Alright, so I was a little excitable at the Farmers Market recently. Tomatoes were in and I had to have every shape, size and color available. Each stall was better than the last. Needless to say, I came home with pounds of tomatoes. I mean, look at them. Could you resist?
One of my all-time favorite food memories is the first time I brought home a perfectly ripe tomato from the Farmer’s Market and bit into it like an apple, juices running down my arm and into my kitchen sink. It was like candy and I was in heaven.
Since then, one of the rights of passage of summer for me is a Tomato Sandwich with the best summer tomatoes I can find. Nothing simpler. Nothing better.
Does it warrant a recipe?
French bread layered with garlic aioli, heirloom tomatoes, a drizzling of balsamic vinegar and parmesan shavings.
No. Probably not.
What I do is slice a mess of tomatoes (remember my tip for slicing small tomatoes?) Different sizes and different colors are best cause it just looks so summery.

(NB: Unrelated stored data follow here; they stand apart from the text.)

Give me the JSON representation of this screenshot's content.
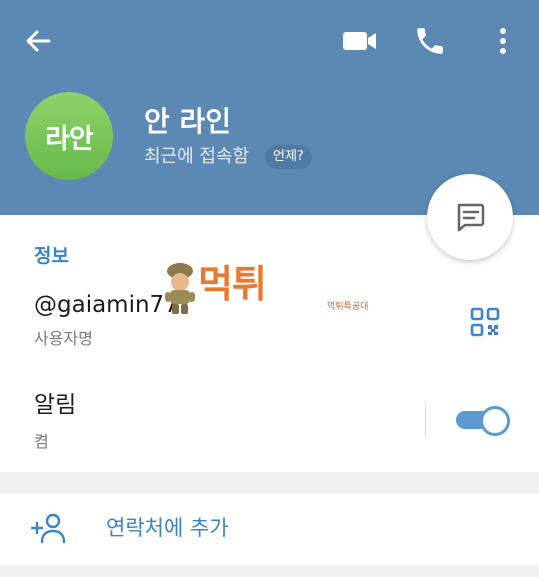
{
  "header": {
    "back_icon": "arrow-left-icon",
    "video_icon": "video-camera-icon",
    "phone_icon": "phone-icon",
    "more_icon": "more-vertical-icon",
    "background_color": "#5b89b4"
  },
  "profile": {
    "avatar_text": "라안",
    "name": "안 라인",
    "status": "최근에 접속함",
    "when_badge": "언제?",
    "avatar_color": "#7ac85a"
  },
  "message_button": {
    "icon": "message-icon"
  },
  "info": {
    "section_title": "정보",
    "username": "@gaiamin77",
    "username_label": "사용자명",
    "qr_icon": "qr-code-icon",
    "notifications_label": "알림",
    "notifications_value": "켬",
    "notifications_on": true
  },
  "watermark": {
    "text": "먹튀",
    "small_text": "먹튀특공대"
  },
  "actions": {
    "add_contact_icon": "add-person-icon",
    "add_contact_label": "연락처에 추가"
  },
  "colors": {
    "accent": "#3a84c5",
    "toggle": "#5b9bd1"
  }
}
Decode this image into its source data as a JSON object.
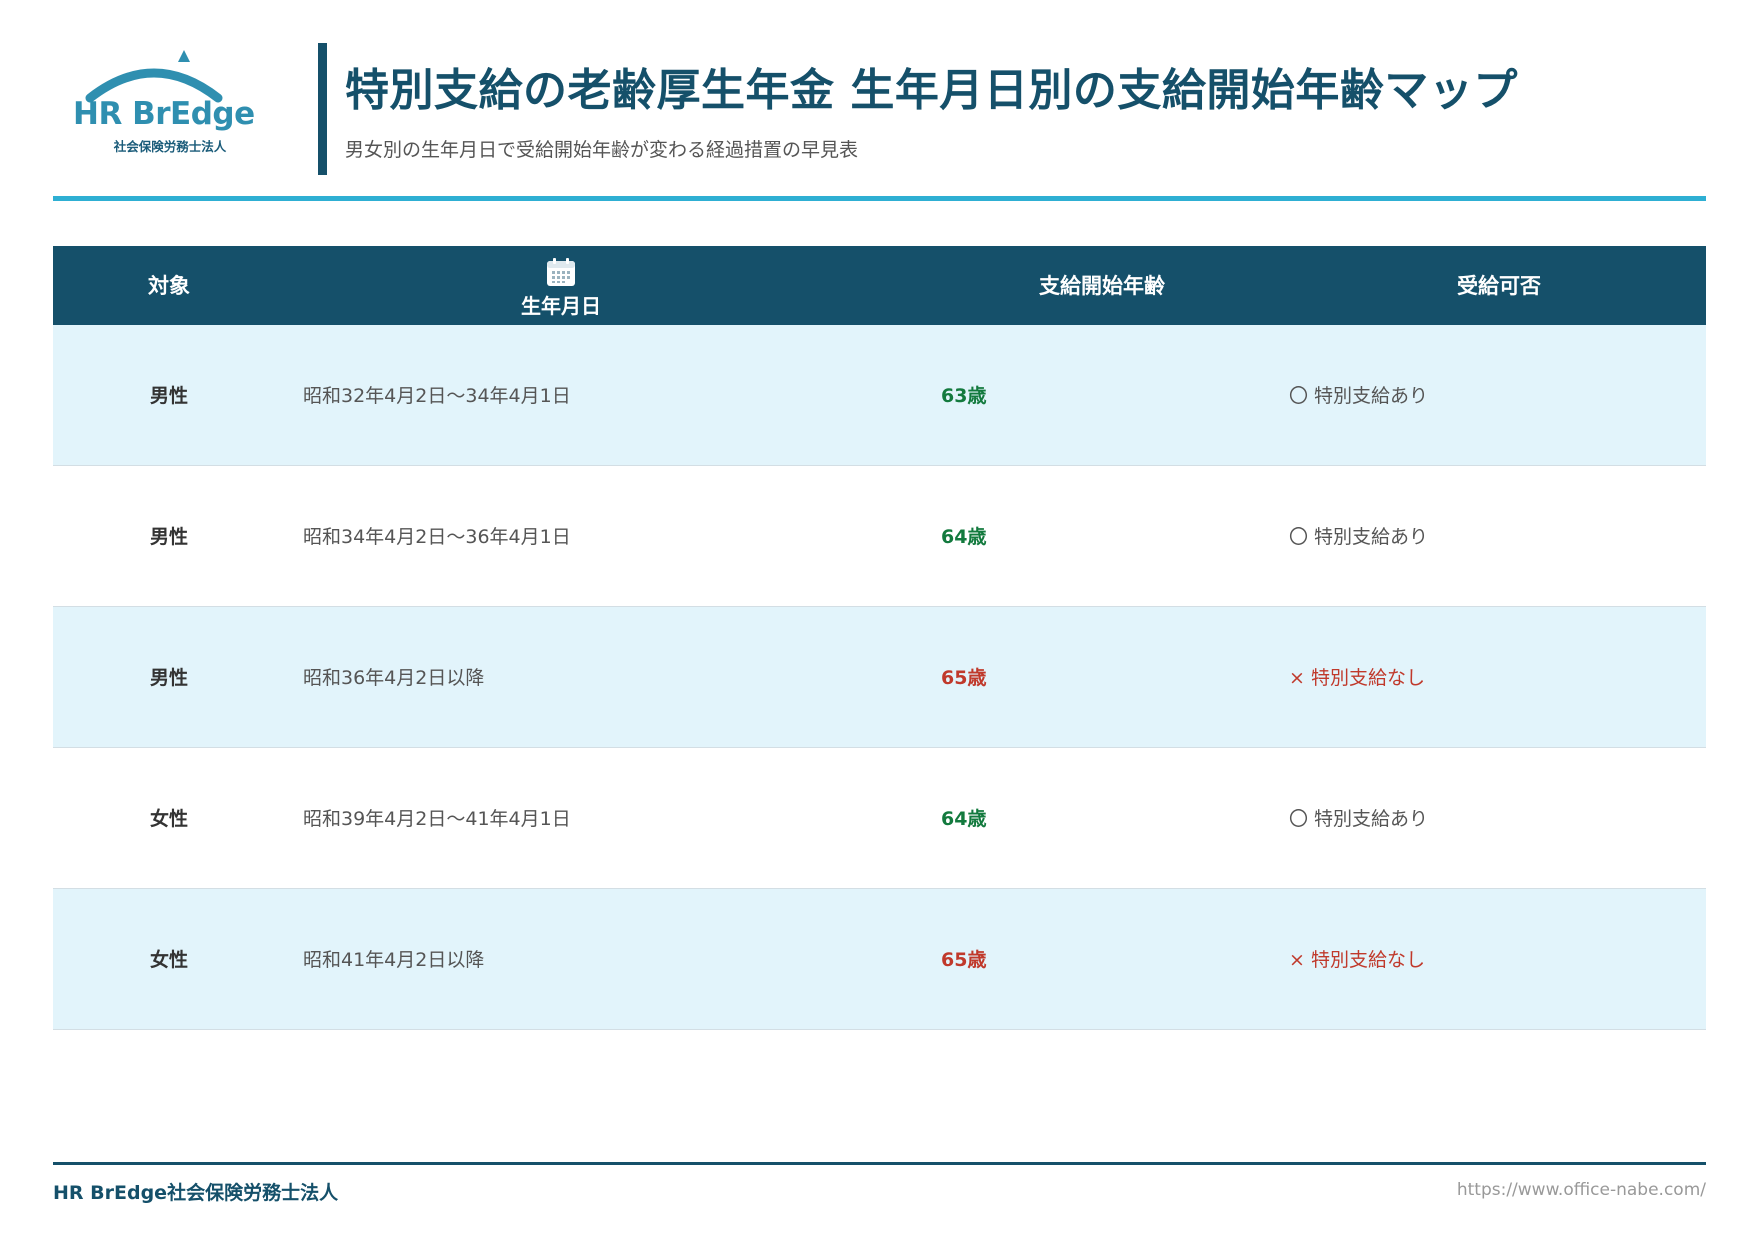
{
  "logo": {
    "name": "HR BrEdge",
    "subtitle": "社会保険労務士法人",
    "color": "#2f8fb0"
  },
  "header": {
    "title": "特別支給の老齢厚生年金 生年月日別の支給開始年齢マップ",
    "subtitle": "男女別の生年月日で受給開始年齢が変わる経過措置の早見表"
  },
  "table": {
    "columns": {
      "target": "対象",
      "dob": "生年月日",
      "age": "支給開始年齢",
      "eligibility": "受給可否"
    },
    "dob_icon": "calendar-icon",
    "rows": [
      {
        "target": "男性",
        "dob": "昭和32年4月2日〜34年4月1日",
        "age": "63歳",
        "eligibility": "〇 特別支給あり",
        "status": "ok"
      },
      {
        "target": "男性",
        "dob": "昭和34年4月2日〜36年4月1日",
        "age": "64歳",
        "eligibility": "〇 特別支給あり",
        "status": "ok"
      },
      {
        "target": "男性",
        "dob": "昭和36年4月2日以降",
        "age": "65歳",
        "eligibility": "× 特別支給なし",
        "status": "ng"
      },
      {
        "target": "女性",
        "dob": "昭和39年4月2日〜41年4月1日",
        "age": "64歳",
        "eligibility": "〇 特別支給あり",
        "status": "ok"
      },
      {
        "target": "女性",
        "dob": "昭和41年4月2日以降",
        "age": "65歳",
        "eligibility": "× 特別支給なし",
        "status": "ng"
      }
    ]
  },
  "colors": {
    "primary": "#15506a",
    "accent": "#2eafd3",
    "row_alt": "#e2f4fb",
    "ok": "#137a3e",
    "ng": "#c0392b"
  },
  "footer": {
    "company": "HR BrEdge社会保険労務士法人",
    "url": "https://www.office-nabe.com/"
  }
}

Then I grab some good, crusty bread.
Slather on a layer of (cheater’s) garlic aioli*.
Then load it up with tomatoes, a sprinkling of sea salt, some shavings of Parmigiano-reggiano, a drizzle of the best balsamic vinegar I’ve got on-hand and voila.
The best summer sandwich imaginable.
And an alternative on toasted baguette rounds for an easy appetizer.
*Cheater’s garlic aioli = store bought mayo + a clove of crushed garlic. Summer is for relaxing my friends.